Baltic amber is often labeled as succinite. This amber is variously described as being clear, cloudy, fatty, and foamy. All can be made into beads (sometimes faceted) for necklaces, as well as cabochons for rings. When polished, amber will not shine and catch light like diamonds, rubies, and other brilliant gems, but it will glow with what’s often referred to as a resinous luster. Foamy amber, however, is chalkier that other types, so it doesn’t take polishing well at all.
Types of non-Baltic amber include simetite, a red-to-orange variety found in Sicily; dark, sulphur-rich Roumanian amber; and Burmite, which is also known as Chinese amber even though it comes from present-day Myanmar. The rarest form of Dominican amber from the Dominican Republic is blue amber, whose color varies from blue to yellow depending on how sunlight hits it.

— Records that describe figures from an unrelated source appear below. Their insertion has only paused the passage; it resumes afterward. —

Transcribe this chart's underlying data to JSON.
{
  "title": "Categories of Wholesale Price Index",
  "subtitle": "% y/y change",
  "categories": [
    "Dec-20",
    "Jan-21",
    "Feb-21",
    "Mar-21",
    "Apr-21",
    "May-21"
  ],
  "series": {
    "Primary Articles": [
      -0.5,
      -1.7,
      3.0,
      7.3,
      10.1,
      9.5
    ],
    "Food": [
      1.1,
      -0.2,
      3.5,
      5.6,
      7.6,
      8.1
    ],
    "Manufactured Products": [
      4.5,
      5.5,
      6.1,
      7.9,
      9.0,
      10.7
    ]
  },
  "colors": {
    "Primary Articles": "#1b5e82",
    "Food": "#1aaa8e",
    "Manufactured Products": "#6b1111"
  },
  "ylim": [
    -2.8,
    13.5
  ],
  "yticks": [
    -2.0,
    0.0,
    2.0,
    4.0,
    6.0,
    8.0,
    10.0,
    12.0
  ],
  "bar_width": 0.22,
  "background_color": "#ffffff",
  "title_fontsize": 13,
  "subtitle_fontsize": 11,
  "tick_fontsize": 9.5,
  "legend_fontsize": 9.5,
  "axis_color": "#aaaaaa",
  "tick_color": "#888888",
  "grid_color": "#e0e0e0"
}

The biggest problem with amber for collectors, as with many other gems, is the rampant number of fakes in the marketplace. One of the most common substitutes for amber is copal, which is similar to amber in that it’s also a tree resin, except it’s not as old, which means it will get sticky when rubbed vigorously with a piece of cloth. In contrast, amber will become fragrant when subjected to friction.
Just because amber is harder than copal, though, doesn’t mean it’s as hard as a, well, rock. Small chunks of amber are routinely heated and pressed together with linseed oil to create ambroid (sometimes spelled “amberoid”), which is then cut and polished into larger cabochons or beads. To spot ambroid, look for long air bubbles trapped within the gem. To distinguish amber from synthetic materials, pierce it with a hot needle; amber will smoke while substitutes will simply melt.
Some unscrupulous dealers will sell fake amber with perfectly preserved insect specimens inside them. These large beads or pendants may make attractive show pieces, but as with most things in life, if it looks too good to be true it probably is.